BEYROUTH: Des frappes israéliennes sur le sud du Liban ont fait au moins 13 morts vendredi, a rapporté le ministère libanais de la Santé dans un nouveau bilan.

Selon un communiqué du ministère, huit personnes, parmi lesquelles un enfant et deux femmes, ont été tuées et 21 autres blessées, dont deux enfants et une femme, dans des frappes sur le village d'Habboush, que l'armée israélienne avait appelé à évacuer malgré un cessez-le-feu.

L'agence de presse officielle libanaise (ANI) a rapporté "une série de frappes intenses (...) un peu moins d'une heure après l'avertissement" israélien.

A Habboush, un photographe de l'AFP a vu des volutes de fumée s'élever à la suite des bombardements.

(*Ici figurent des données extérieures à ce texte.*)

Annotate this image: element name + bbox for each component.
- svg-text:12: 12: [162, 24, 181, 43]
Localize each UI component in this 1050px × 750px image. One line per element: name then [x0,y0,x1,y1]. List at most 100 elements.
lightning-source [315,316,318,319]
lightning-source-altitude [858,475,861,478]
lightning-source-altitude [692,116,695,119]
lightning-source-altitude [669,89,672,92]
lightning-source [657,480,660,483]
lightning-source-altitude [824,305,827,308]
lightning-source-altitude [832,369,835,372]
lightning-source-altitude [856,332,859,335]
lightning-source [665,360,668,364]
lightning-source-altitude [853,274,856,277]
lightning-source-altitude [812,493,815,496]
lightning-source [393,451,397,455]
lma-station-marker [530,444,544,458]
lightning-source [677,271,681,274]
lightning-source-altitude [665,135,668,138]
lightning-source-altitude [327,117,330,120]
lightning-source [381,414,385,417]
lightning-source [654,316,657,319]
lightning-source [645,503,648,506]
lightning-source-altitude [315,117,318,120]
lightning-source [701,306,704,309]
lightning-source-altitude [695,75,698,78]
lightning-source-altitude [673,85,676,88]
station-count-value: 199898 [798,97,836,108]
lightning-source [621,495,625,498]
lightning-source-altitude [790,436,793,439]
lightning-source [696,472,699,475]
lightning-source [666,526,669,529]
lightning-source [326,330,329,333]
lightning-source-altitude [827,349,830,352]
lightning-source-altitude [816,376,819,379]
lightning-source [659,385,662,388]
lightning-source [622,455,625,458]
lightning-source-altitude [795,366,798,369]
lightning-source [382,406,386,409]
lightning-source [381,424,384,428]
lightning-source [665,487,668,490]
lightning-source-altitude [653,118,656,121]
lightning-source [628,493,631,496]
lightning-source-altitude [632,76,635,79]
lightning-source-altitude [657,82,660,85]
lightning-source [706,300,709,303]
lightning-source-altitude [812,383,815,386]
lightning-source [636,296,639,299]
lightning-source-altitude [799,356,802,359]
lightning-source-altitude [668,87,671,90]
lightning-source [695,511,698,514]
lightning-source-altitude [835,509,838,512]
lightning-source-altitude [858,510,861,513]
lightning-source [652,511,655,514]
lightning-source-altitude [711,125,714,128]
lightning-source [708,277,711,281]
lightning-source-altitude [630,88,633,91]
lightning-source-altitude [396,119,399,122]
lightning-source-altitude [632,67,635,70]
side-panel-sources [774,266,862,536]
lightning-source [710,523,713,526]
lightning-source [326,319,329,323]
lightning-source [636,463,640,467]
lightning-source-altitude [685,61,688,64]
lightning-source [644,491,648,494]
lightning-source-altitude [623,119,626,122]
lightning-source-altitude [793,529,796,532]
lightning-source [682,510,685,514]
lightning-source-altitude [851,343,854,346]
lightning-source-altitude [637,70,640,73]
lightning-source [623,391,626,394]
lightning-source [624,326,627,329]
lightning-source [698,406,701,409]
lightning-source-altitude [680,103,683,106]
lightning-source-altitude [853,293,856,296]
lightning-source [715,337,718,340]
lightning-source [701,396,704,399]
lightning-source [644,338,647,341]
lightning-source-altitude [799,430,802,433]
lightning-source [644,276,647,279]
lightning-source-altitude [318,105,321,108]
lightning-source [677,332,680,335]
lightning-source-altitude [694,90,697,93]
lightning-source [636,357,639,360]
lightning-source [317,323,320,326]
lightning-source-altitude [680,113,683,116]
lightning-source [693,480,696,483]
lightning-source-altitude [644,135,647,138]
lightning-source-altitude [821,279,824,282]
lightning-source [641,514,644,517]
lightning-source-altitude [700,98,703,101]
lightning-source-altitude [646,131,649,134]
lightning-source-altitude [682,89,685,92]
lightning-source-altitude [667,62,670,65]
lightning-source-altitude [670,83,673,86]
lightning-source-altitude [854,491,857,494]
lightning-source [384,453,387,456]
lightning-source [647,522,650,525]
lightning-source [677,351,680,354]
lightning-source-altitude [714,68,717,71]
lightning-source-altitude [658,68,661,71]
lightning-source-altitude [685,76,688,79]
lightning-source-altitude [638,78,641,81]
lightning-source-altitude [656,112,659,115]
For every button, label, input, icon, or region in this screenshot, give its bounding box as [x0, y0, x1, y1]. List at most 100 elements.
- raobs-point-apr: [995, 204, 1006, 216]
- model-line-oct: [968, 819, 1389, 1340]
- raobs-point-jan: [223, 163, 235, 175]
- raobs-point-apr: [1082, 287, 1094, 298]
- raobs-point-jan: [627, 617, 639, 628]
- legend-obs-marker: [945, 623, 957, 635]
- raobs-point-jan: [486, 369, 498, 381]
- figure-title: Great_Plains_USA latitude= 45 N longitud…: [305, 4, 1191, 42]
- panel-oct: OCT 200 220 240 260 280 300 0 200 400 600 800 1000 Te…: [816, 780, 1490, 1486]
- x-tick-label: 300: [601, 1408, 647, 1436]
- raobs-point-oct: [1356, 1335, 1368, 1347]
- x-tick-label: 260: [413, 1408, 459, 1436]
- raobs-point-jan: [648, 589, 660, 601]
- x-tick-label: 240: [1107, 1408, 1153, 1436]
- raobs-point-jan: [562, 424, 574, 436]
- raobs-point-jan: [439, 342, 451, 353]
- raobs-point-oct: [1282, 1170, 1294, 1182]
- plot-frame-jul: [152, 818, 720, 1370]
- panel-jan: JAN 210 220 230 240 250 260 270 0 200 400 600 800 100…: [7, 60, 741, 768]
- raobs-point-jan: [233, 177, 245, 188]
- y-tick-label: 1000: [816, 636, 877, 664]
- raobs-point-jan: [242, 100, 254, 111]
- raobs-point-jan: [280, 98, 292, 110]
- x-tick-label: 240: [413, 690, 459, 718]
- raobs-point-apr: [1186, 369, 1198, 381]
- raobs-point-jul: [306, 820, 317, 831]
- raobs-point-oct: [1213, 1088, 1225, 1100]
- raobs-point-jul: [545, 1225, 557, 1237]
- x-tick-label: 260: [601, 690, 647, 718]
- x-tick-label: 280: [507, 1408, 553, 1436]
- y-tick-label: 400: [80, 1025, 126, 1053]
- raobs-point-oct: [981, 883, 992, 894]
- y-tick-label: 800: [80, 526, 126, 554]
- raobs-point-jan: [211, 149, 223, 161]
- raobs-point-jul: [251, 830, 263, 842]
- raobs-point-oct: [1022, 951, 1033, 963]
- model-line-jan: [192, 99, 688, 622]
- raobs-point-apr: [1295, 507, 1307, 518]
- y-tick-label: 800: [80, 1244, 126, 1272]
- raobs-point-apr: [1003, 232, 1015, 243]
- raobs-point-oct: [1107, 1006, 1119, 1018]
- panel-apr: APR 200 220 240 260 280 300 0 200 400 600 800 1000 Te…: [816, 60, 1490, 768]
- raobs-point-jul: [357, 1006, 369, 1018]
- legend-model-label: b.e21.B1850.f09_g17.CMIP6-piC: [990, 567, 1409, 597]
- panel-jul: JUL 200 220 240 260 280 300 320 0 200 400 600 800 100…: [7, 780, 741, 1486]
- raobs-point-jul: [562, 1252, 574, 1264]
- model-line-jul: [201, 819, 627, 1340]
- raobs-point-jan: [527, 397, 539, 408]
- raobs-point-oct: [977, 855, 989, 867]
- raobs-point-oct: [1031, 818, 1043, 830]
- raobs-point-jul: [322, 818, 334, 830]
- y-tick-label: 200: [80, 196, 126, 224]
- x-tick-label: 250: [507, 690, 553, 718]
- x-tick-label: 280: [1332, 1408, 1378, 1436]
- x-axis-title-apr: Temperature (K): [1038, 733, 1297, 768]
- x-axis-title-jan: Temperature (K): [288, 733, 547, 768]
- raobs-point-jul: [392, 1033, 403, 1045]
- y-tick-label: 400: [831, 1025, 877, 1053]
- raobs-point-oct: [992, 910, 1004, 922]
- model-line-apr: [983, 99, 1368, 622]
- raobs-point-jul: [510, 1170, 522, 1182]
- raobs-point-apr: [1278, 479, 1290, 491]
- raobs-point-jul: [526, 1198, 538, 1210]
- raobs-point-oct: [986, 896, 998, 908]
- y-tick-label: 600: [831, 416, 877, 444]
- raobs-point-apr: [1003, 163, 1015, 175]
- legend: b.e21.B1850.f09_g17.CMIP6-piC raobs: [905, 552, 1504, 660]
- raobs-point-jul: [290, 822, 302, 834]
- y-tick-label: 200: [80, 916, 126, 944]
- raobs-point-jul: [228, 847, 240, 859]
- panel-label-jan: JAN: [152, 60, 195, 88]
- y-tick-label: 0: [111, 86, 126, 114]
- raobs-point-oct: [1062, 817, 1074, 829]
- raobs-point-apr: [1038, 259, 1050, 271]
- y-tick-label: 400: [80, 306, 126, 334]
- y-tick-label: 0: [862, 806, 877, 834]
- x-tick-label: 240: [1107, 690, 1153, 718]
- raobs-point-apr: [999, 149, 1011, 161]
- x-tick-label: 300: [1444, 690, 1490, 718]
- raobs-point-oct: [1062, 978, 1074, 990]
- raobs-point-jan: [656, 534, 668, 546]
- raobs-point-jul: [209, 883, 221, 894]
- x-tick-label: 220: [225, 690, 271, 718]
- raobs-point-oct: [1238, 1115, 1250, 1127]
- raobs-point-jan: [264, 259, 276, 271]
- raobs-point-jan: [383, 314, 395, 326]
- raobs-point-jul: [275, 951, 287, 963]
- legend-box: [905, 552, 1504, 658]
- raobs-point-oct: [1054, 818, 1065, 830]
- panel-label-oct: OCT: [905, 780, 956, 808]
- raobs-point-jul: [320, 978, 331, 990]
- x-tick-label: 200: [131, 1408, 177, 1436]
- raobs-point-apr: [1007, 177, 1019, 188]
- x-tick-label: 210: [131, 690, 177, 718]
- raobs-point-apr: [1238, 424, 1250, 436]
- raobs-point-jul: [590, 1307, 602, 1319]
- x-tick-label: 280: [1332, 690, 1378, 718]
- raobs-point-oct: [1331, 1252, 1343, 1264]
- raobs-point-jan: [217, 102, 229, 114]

Une autre frappe sur le village de Zrariyé, dans la région de Saïda, a par ailleurs fait quatre morts, dont deux femmes, et quatre blessés dont un enfant et une femme, a précisé le ministère dans la soirée.

Selon la même source, une femme a été tuée et sept personnes ont été blessées dans le district de la ville côtière de Tyr.

L'ANI avait auparavant fait état d'autres frappes et de tirs d'artillerie sur d'autres localités du Sud en dépit du cessez-le-feu entre le Hezbollah pro-iranien et Israël en vigueur depuis le 17 avril.

- Secouristes tués -

Jeudi, 17 personnes avaient été tuées dans des frappes sur le Sud, où l'armée israélienne a établi une zone de 10 km de profondeur à partir de la frontière, interdite d'accès à la presse et à la population, et effectue des opérations de démolition.

Des destructions ont ainsi été rapportées à Shamaa mais également à Yaroun, où un monastère, une école privée, des maisons, des commerces et des routes ont été démolies, selon l'agence ANI.

Israël affirme vouloir protéger sa région nord du Hezbollah, qui continue de revendiquer des attaques contre des positions israéliennes au Liban et, plus rarement, contre le territoire israélien.

L'armée israélienne a indiqué dans la nuit de vendredi à samedi avoir intercepté quatre "cibles aériennes" qui se dirigeaient vers le nord d'Israël, sans préciser leur provenance.

En vertu de l'accord de cessez-le-feu, Israël se réserve "le droit de prendre, à tout moment, toutes les mesures nécessaires en légitime défense contre des attaques planifiées, imminentes ou en cours", une clause que le Hezbollah conteste.

Selon le ministère libanais de la Santé, plus de 2.600 personnes ont été tuées depuis la reprise des hostilités entre le Hezbollah et Israël, le 2 mars, sur fond de guerre au Moyen-Orient.

D'après cette source, 103 secouristes font partie des morts.

"Qu'une personne qui tente de sauver des vies, d'apaiser la souffrance humaine, puisse être ciblée (...) c'est une chose que je trouve absolument inacceptable", a affirmé à des journalistes près de Beyrouth le secrétaire général adjoint de la Fédération Internationale des Sociétés de la Croix-Rouge et du Croissant-Rouge (FIRC), Xavier Castellanos.